Le centre de traitement Ebola à Beni en RDC le 16 juillet 2019.

Deux civils et quatre miliciens ont été tués dans la nuit de dimanche à lundi dans une offensive pour chasser des membres présumés du groupe armé musulman ougandais Forces démocratiques alliées (ADF), dans l'est de la RDC, a-t-on appris de sources militaire et administrative.

"Dans l'offensive dans le nuit de dimanche à lundi menée par l'armée contre les ADF à Magboko, quatre ADF ont été tués", a déclaré à l'AFP le major Mak Hazukay, porte-parole de l'armée dans le Nord-Kivu.

"Dans la localité de Mayimoya située à 15 km de Magboko, un autre groupe d'ADF a malheureusement tué deux civils dans une attaque dans le nuit de dimanche à lundi. Ces ADF ont aussi enlevé trois personnes au cours de leur incursion à Mayimoya", a ajouté M. Kibwana, indiquant que "le calme est revenu après la panique".

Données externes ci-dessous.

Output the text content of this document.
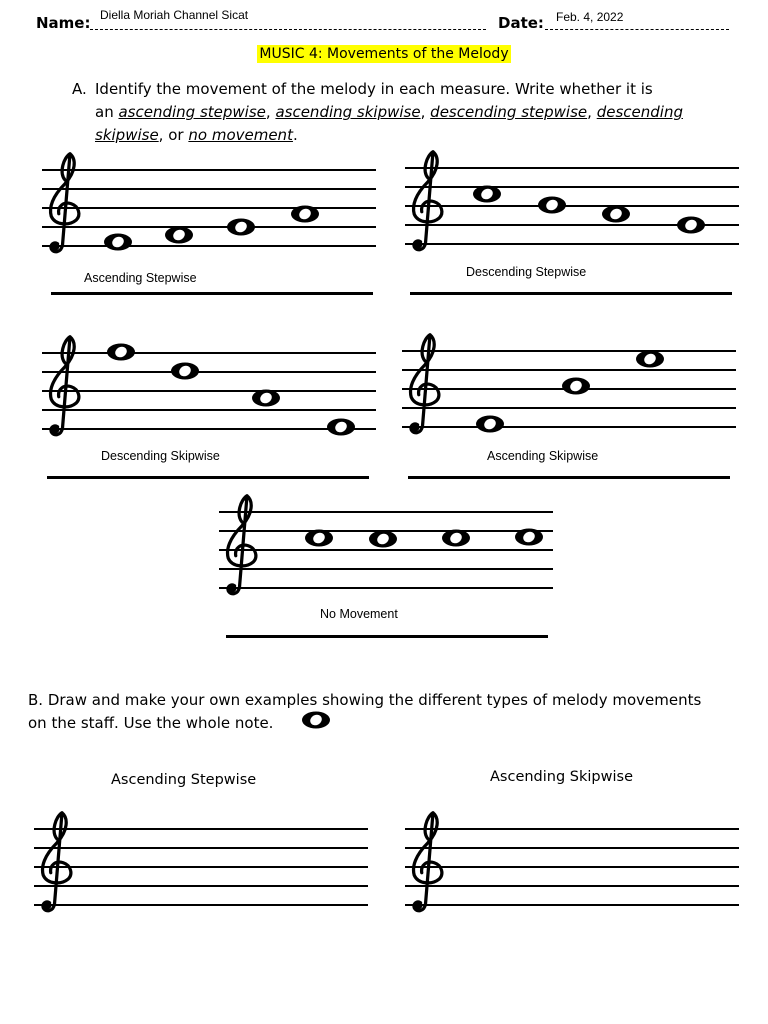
Name: Diella Moriah Channel Sicat	Date: Feb. 4, 2022
MUSIC 4: Movements of the Melody
A. Identify the movement of the melody in each measure. Write whether it is
an ascending stepwise, ascending skipwise, descending stepwise, descending
skipwise, or no movement.
Ascending Stepwise	Descending Stepwise
Descending Skipwise	Ascending Skipwise
No Movement
B. Draw and make your own examples showing the different types of melody movements
on the staff. Use the whole note.
Ascending Stepwise	Ascending Skipwise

Par ailleurs, à Bashu, près de Butembo, des inconnus ont saccagé un centre de santé chargé du triage des cas d'Ebola. "Ils ont également pillé des médicaments", a déclaré à l'AFP Donat Kibwana, administrateur du territoire de Beni (nord-Kivu).

Miliciens musulmans ougandais présents dans l'est de la RDC depuis 1995, les ADF sont accusés par le gouvernement congolais et la mission de l'ONU, la Monusco, d'être responsables des massacres des civils dans la région de Beni, ayant fait plus de mille morts depuis octobre 2014.

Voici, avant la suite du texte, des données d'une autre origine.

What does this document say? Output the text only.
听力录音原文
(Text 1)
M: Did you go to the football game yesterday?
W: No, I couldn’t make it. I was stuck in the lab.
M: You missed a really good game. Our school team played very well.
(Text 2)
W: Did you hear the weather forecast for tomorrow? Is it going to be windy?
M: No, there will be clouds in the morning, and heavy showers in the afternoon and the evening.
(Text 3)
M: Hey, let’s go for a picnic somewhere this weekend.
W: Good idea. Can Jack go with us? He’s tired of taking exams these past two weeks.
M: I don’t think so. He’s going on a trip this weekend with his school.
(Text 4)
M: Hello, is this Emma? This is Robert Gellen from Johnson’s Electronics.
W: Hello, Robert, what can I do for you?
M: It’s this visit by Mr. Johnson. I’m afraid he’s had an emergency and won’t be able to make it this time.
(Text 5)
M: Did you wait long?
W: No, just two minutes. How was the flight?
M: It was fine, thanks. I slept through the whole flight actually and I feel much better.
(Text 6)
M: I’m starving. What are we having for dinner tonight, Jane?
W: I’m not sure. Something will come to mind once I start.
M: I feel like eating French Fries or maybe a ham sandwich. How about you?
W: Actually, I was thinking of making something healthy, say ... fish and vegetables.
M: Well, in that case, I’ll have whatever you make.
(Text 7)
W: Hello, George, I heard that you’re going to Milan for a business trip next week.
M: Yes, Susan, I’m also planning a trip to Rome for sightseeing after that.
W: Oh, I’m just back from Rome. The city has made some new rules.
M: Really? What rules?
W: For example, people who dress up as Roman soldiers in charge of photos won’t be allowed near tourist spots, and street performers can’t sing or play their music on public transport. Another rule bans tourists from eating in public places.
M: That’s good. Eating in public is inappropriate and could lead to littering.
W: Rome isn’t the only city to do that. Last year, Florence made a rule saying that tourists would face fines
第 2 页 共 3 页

Selon un rapport du Groupe d'étude sur le Congo (GEC) de l'Université de New York, les ADF portent effectivement une part très importante de responsabilité dans ces tueries, mais au côté d'autres éléments armés, parmi lesquels des soldats de l'armée régulière.

Dans l'est congolais, plusieurs dizaines de groupes armés locaux et étrangers sont actifs depuis plus de deux décennies.